The cousins’ story brought me back to thinking about Clinton, and my own pet theory about Americans’ miraculous refusal to want to hear about his misdeeds. I suspect that an astonishing number of people, more than we’d ever surmise, have lives that are bordered by the secret or the unspoken. It’s not that our own love affairs have suddenly made us a wildly tolerant country, averse to throwing stones; it’s that most of us go through life avoiding conscious knowledge of the impacted family secrets and compromises and half-truths that our lives just manage to grow up around, like hardy weeds around stones.
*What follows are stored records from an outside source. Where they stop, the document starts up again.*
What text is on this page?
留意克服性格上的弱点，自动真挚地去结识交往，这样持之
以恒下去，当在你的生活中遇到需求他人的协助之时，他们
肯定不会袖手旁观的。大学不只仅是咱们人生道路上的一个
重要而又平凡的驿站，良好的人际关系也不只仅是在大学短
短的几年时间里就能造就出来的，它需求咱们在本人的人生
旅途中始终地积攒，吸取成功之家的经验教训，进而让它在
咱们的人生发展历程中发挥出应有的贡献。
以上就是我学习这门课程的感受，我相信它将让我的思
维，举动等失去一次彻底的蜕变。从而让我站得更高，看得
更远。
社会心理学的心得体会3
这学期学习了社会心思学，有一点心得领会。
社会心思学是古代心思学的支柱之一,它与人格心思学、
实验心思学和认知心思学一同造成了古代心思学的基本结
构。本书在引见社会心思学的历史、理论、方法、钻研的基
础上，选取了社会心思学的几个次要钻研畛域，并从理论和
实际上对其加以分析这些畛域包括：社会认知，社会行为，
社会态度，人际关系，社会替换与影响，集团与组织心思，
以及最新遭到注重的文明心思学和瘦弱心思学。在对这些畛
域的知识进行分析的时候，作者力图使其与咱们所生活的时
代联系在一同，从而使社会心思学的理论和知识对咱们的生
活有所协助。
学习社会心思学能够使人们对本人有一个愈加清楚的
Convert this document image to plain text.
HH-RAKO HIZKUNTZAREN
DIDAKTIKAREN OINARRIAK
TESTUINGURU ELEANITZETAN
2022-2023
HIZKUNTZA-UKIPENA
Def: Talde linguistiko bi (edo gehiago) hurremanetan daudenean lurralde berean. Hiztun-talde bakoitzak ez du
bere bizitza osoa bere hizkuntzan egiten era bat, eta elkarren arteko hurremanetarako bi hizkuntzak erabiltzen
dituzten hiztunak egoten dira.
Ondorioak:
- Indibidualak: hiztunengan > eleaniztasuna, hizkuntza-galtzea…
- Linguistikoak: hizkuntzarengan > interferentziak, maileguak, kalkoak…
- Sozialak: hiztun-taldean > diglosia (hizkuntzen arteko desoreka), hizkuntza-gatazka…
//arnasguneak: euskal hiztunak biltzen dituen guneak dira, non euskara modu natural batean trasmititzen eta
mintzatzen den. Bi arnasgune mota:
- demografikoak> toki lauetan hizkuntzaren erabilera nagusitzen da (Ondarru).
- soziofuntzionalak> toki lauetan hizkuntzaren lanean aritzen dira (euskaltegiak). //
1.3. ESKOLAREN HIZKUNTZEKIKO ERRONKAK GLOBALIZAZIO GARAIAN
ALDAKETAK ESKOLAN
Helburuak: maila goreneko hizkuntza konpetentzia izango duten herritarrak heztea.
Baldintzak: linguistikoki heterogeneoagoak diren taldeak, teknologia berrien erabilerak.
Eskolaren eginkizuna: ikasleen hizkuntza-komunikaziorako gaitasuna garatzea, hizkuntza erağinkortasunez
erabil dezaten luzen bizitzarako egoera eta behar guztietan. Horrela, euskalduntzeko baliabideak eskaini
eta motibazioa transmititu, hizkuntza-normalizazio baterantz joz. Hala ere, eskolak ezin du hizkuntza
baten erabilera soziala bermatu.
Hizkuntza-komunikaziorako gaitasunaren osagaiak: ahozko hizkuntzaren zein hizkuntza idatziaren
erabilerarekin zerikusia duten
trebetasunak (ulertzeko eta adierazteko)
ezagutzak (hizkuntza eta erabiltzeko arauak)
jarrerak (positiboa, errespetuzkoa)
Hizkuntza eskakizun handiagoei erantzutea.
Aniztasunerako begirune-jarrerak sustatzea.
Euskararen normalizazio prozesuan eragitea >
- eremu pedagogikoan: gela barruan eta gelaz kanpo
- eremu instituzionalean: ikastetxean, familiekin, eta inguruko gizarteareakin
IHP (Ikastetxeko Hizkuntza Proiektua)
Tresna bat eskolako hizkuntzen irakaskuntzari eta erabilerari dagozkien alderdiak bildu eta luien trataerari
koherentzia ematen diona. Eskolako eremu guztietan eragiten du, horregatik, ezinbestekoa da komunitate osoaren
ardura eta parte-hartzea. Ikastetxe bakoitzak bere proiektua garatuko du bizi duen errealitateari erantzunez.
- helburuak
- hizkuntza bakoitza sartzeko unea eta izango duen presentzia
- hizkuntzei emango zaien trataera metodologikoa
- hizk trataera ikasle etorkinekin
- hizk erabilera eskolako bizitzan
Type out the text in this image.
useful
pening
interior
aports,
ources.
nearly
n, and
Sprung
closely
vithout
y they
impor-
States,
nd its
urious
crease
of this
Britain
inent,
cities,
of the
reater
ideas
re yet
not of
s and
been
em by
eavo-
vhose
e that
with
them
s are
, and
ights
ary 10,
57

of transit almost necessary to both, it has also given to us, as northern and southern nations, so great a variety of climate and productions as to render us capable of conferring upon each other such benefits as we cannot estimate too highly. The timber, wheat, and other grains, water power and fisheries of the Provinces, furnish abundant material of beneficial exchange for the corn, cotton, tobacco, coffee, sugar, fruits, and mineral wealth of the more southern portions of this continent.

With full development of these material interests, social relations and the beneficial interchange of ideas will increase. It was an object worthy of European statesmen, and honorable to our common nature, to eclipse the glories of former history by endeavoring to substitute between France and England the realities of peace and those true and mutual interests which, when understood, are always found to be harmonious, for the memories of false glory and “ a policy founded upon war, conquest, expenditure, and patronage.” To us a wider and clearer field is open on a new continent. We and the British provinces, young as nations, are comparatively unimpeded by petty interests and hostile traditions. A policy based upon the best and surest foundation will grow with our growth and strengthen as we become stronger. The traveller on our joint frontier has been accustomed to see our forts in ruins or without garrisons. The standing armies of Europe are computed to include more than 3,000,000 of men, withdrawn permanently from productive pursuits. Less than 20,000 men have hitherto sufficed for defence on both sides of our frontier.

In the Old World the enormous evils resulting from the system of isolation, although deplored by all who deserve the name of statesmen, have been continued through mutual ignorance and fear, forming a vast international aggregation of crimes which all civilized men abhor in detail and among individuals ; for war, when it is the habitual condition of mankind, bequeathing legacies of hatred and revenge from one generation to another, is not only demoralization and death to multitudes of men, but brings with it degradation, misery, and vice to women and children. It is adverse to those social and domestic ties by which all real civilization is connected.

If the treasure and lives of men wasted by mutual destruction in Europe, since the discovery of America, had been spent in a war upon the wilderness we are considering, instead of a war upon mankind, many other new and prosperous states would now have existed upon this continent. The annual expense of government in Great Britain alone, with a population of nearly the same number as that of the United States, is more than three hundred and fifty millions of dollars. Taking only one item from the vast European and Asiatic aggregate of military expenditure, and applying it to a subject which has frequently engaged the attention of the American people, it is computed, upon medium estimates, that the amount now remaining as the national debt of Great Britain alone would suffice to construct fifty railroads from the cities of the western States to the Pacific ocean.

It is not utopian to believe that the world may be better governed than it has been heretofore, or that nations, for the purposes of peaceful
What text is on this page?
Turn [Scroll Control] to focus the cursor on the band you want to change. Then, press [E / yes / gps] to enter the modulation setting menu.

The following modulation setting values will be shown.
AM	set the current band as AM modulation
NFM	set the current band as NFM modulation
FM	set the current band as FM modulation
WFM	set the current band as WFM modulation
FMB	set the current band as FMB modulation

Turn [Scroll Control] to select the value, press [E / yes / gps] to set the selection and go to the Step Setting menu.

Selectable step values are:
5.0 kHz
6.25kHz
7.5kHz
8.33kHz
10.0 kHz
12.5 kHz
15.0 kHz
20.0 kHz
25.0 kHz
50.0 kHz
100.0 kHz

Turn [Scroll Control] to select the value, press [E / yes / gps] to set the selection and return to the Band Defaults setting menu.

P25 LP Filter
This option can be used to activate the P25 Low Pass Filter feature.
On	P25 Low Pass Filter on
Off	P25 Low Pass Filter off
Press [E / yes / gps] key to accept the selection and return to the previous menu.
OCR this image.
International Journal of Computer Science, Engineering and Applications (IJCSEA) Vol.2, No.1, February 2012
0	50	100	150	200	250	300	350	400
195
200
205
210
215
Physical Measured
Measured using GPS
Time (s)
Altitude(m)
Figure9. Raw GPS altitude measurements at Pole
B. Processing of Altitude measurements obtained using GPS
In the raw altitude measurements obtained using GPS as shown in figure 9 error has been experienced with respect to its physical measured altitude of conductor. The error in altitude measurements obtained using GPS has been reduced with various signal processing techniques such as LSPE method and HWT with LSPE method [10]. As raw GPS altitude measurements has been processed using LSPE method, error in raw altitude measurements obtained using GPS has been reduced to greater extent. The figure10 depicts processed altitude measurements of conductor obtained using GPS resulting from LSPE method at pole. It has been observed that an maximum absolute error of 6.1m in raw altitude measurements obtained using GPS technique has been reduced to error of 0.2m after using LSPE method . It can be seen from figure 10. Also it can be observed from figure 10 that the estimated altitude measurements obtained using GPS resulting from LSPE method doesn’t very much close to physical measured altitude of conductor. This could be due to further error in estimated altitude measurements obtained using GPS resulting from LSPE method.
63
My father made it to the age of 25 before anyone mentioned to him that his mother’s death, when he was 11, was a suicide; he never discussed it with his brothers until they were all in their 50s. His father used to take one of his sons for a regular Sunday walk, as a pretext for leaving the house, and then made the boy sit for two hours on the front porch of his mistress’s house (in Duluth!--in wintertime!) while he “visited” with her. My mother had a half-brother whose existence she never knew of until she was 8, who had the same name her full brother had. And these are just the obviously red-hot secrets, in just one generation. Somehow, I think, Clinton is a challenge to the settled stories we all carry about our lives. When we first met him, we extended our selective vision to him; now, when his extravagant dishonesty is so plain, he threatens to clear our sight. And once you start calling things by their real names, who knows what else might tumble into the light? Most people would rather think of him as another Cousin G: a black sheep, maybe, but one hard at work finding Colombia’s answer to the Beatles.

Anyway, the root canal version of censure-plus would leave future generations in no doubt about the seriousness of Clinton’s misdeeds. We’d pick a lower molar, way at the back, and we could make Sam and Cokie watch.